Today an assemblage of specified, mass produced, cloned parts becomes a machine, domestic device. We engage with these mechanisms daily in our contemporary lives. Some take the form of bicycles, automobiles, computers, appliances, cell phones… They are duplicated and distributed in a seemingly unlimited supply. 

How can a duplication machine be used to make an extraordinary singular art object?

There is an array of duplication machines available to the maker. One example is the wood lathe, which is used to mass-produce everyday items such as: columns, bowls, stair spindles, baseball bats, bowling pins etc…  
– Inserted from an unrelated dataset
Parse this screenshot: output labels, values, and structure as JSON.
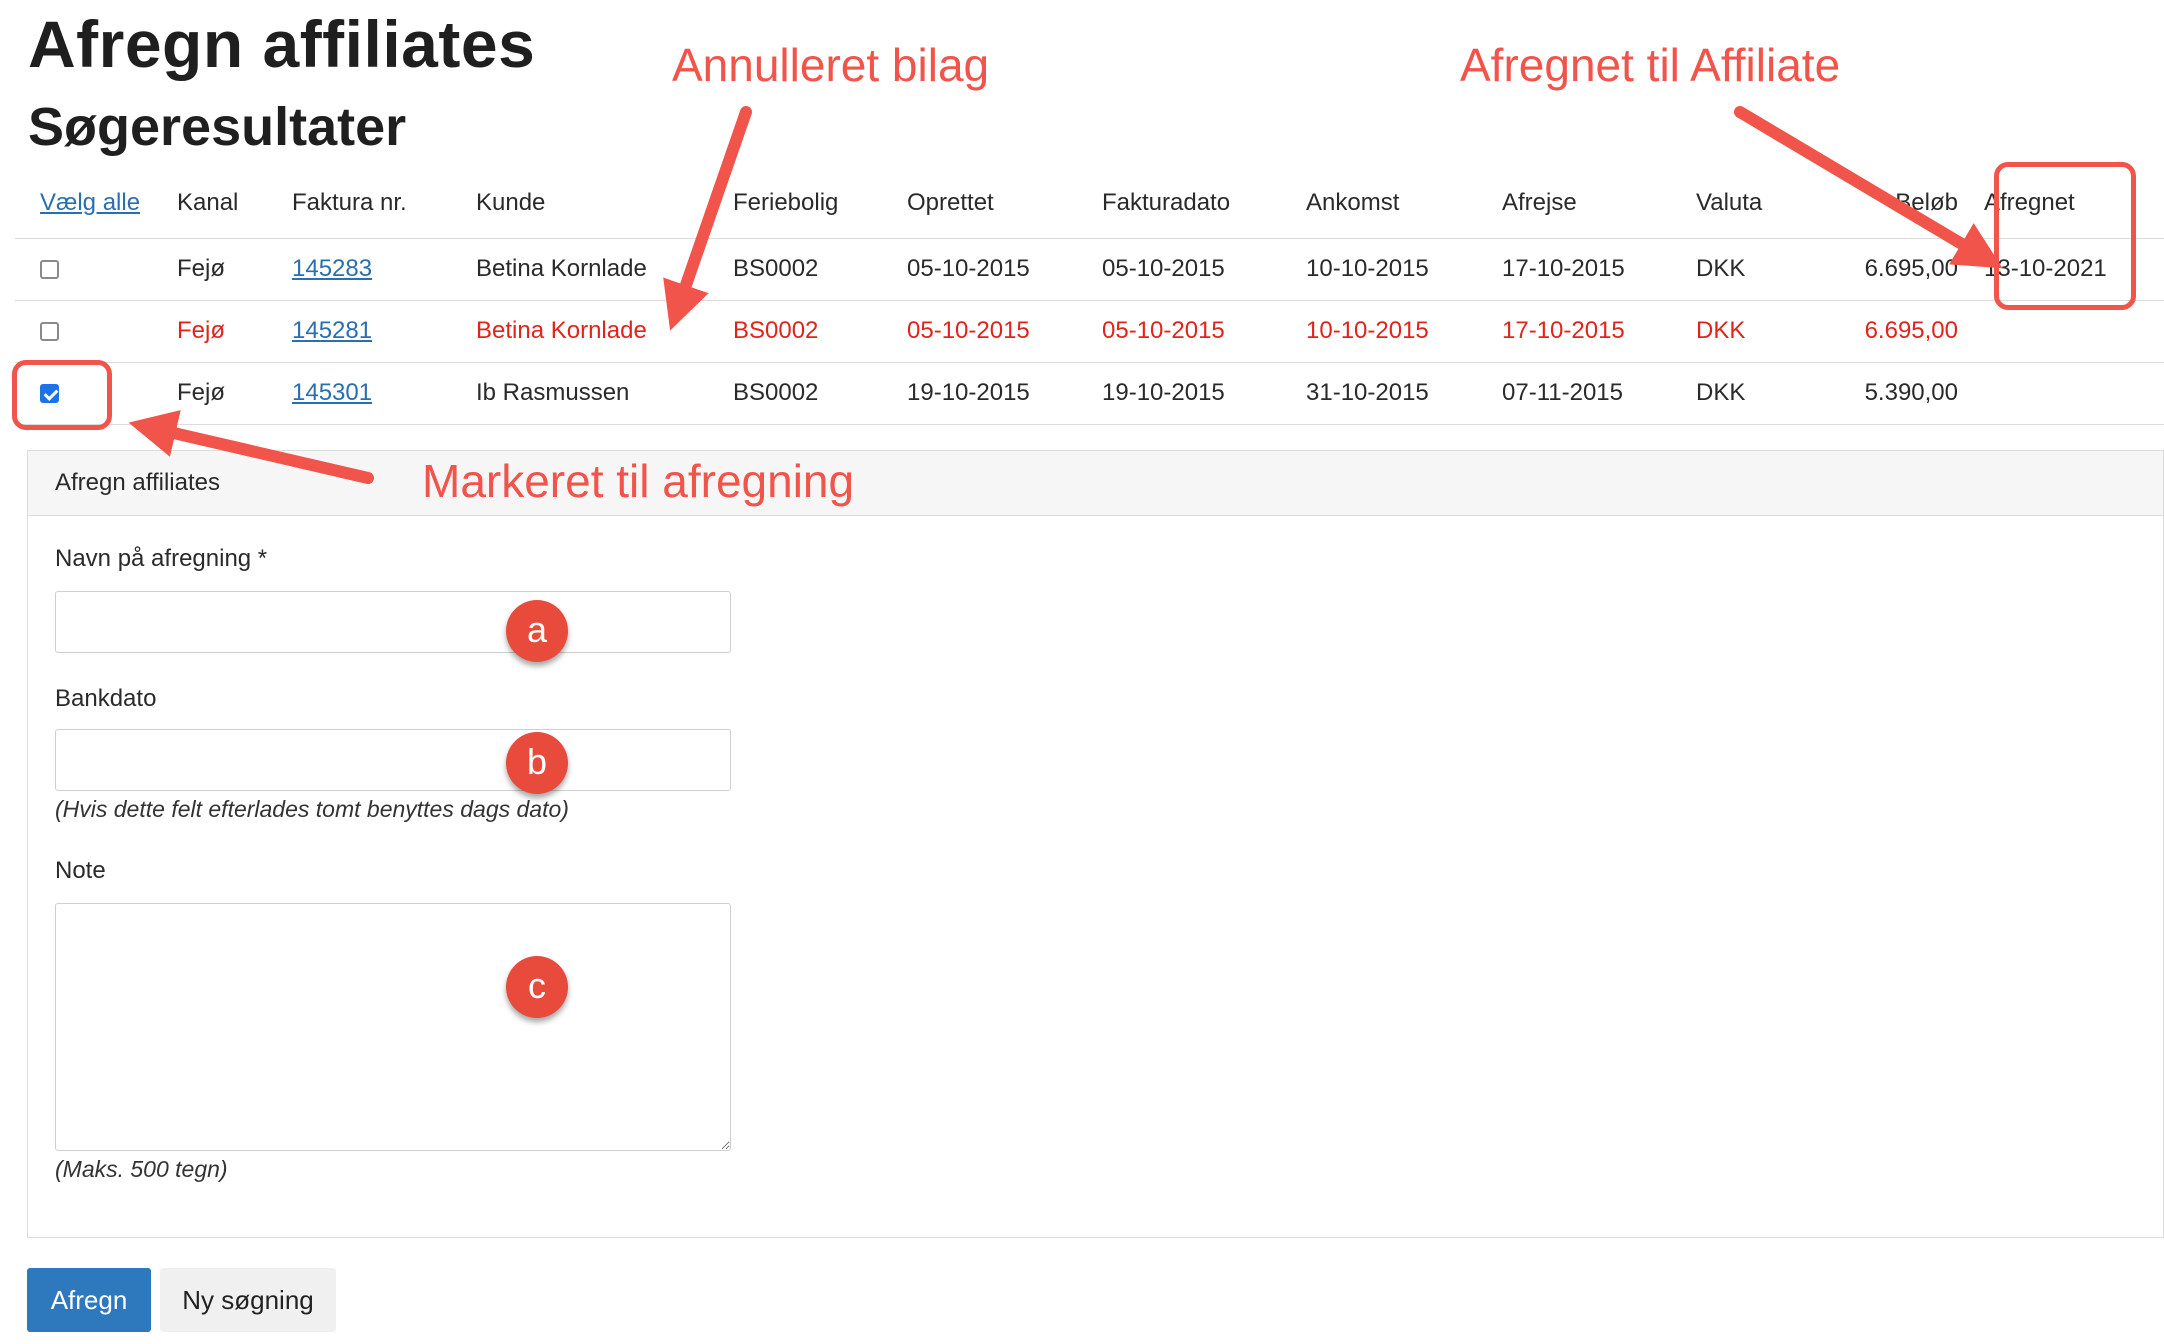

Currently I am using the traditional/manual wood lathe to produce singular, non-specific/ambiguous objects.  These objects are then used as “master shapes” in another method of duplication: molds & casting. Next the cast pieces return to their machine of origin, the lathe, and are transformed once again by the hand of the maker. This process is repeated many times over generating an inventory of singular shapes from which an array of exclusive, conceptual assemblages and compositions take place.

What takes place when that singular art object (born from contemporary duplication) is combined with others of similar or dissimilar ancestry?  Can they engage in dialogue with one another and the viewer?

As mentioned above the inventory of singular objects generated from the lathe and castings remain singular or are combined as assemblages. When they are placed in familial relationship with one another the viewer becomes engaged. Scale, hierarchy, shape, color, and personal human emotion prompt this connection. Most importantly, my work intends to inspire thought, cultivate dialogue, and appeal to (the affections of) the human imagination.

The work is vaguely grounded in theoretical, figurative abstraction. I look for avenues that suggest past, present and future motion. I.E. wheels, spheres, liquids, molten substances, text… These works often segregate and blend motion in a suggested or real context. While posing the notion of movement, I find that an inherent grace and subtle humor often surfaces in the work.